Berlin/Düsseldorf. . Arbeitsministerin Andrea Nahles hat das milliardenschwere Rentenpaket gegen Kritiker verteidigt - auch gegen Altkanzler Gerhard Schröder. Der sieht in der Rente ab 63 für Arbeitnehmer, die 45 Jahre lang Beiträge gezahlt haben, „ein absolut falsches Signal“. Besonders die Frauen kämen schlecht weg.

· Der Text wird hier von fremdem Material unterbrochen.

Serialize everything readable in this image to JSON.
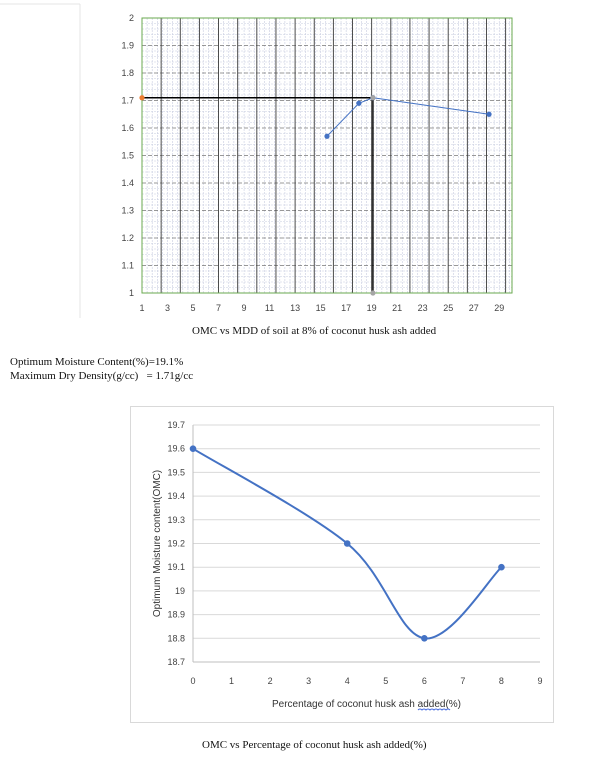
{
  "document": {
    "caption1": "OMC vs MDD of soil at 8% of coconut husk ash added",
    "result_line1": "Optimum Moisture Content(%)=19.1%",
    "result_line2": "Maximum Dry Density(g/cc)   = 1.71g/cc",
    "caption2": "OMC vs Percentage of coconut husk ash added(%)"
  },
  "chart_data": [
    {
      "type": "scatter",
      "title": "",
      "xlabel": "",
      "ylabel": "",
      "xlim": [
        1,
        30
      ],
      "ylim": [
        1,
        2
      ],
      "x_ticks": [
        "1",
        "3",
        "5",
        "7",
        "9",
        "11",
        "13",
        "15",
        "17",
        "19",
        "21",
        "23",
        "25",
        "27",
        "29"
      ],
      "y_ticks": [
        "1",
        "1.1",
        "1.2",
        "1.3",
        "1.4",
        "1.5",
        "1.6",
        "1.7",
        "1.8",
        "1.9",
        "2"
      ],
      "grid": true,
      "series": [
        {
          "x": [
            15.5,
            18.0,
            19.1,
            28.2
          ],
          "y": [
            1.57,
            1.69,
            1.71,
            1.65
          ],
          "color": "#4472c4"
        }
      ],
      "markers": [
        {
          "x": 1,
          "y": 1.71,
          "color": "#ed7d31"
        },
        {
          "x": 19.1,
          "y": 1,
          "color": "#a5a5a5"
        },
        {
          "x": 19.1,
          "y": 1.71,
          "color": "#a5a5a5"
        }
      ],
      "reference_lines": [
        {
          "x": [
            1,
            19.1
          ],
          "y": [
            1.71,
            1.71
          ]
        },
        {
          "x": [
            19.1,
            19.1
          ],
          "y": [
            1.71,
            1.0
          ]
        }
      ],
      "colors": {
        "grid_major": "#3a3a3a",
        "grid_minor": "#c8cde0",
        "frame": "#6aa84f"
      }
    },
    {
      "type": "line",
      "title": "",
      "xlabel": "Percentage of coconut husk ash added(%)",
      "ylabel": "Optimum Moisture content(OMC)",
      "xlim": [
        0,
        9
      ],
      "ylim": [
        18.7,
        19.7
      ],
      "x_ticks": [
        "0",
        "1",
        "2",
        "3",
        "4",
        "5",
        "6",
        "7",
        "8",
        "9"
      ],
      "y_ticks": [
        "18.7",
        "18.8",
        "18.9",
        "19",
        "19.1",
        "19.2",
        "19.3",
        "19.4",
        "19.5",
        "19.6",
        "19.7"
      ],
      "grid": true,
      "series": [
        {
          "x": [
            0,
            4,
            6,
            8
          ],
          "y": [
            19.6,
            19.2,
            18.8,
            19.1
          ],
          "color": "#4472c4"
        }
      ]
    }
  ]
}
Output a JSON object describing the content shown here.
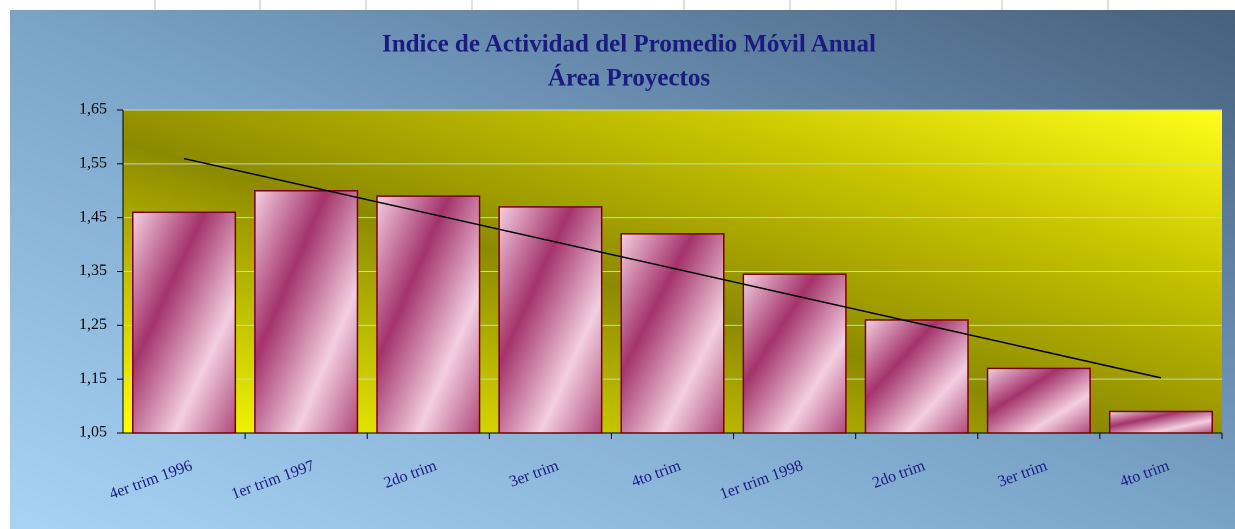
{
  "chart_data": {
    "type": "bar",
    "title": "Indice de Actividad del Promedio Móvil Anual",
    "subtitle": "Área Proyectos",
    "categories": [
      "4er trim 1996",
      "1er trim 1997",
      "2do trim",
      "3er trim",
      "4to trim",
      "1er trim 1998",
      "2do trim",
      "3er trim",
      "4to trim"
    ],
    "values": [
      1.46,
      1.5,
      1.49,
      1.47,
      1.42,
      1.345,
      1.26,
      1.17,
      1.09
    ],
    "color": "#a3336b",
    "ylim": [
      1.05,
      1.65
    ],
    "yticks": [
      {
        "value": 1.05,
        "label": "1,05"
      },
      {
        "value": 1.15,
        "label": "1,15"
      },
      {
        "value": 1.25,
        "label": "1,25"
      },
      {
        "value": 1.35,
        "label": "1,35"
      },
      {
        "value": 1.45,
        "label": "1,45"
      },
      {
        "value": 1.55,
        "label": "1,55"
      },
      {
        "value": 1.65,
        "label": "1,65"
      }
    ],
    "grid": true,
    "trendline": "linear"
  }
}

Früher sah Gerhard Schröder das nicht so eng, wenn es um Korrekturen an seinem Agenda-Projekt ging. Als Franz Müntefering sich einmal zum Gralshüter der Reformen erklärte und Änderungen ablehnte, stichelte der Altkanzler: „Die Agenda 2010 ist nicht die zehn Gebote, und niemand, der daran mitgearbeitet hat, sollte sich als Moses begreifen.“ Nun ist Schröder selbst zum Moses geworden – und attackiert mit kernigen Worten die Rentenreformpläne seiner SPD-Parteifreundin Andrea Nahles.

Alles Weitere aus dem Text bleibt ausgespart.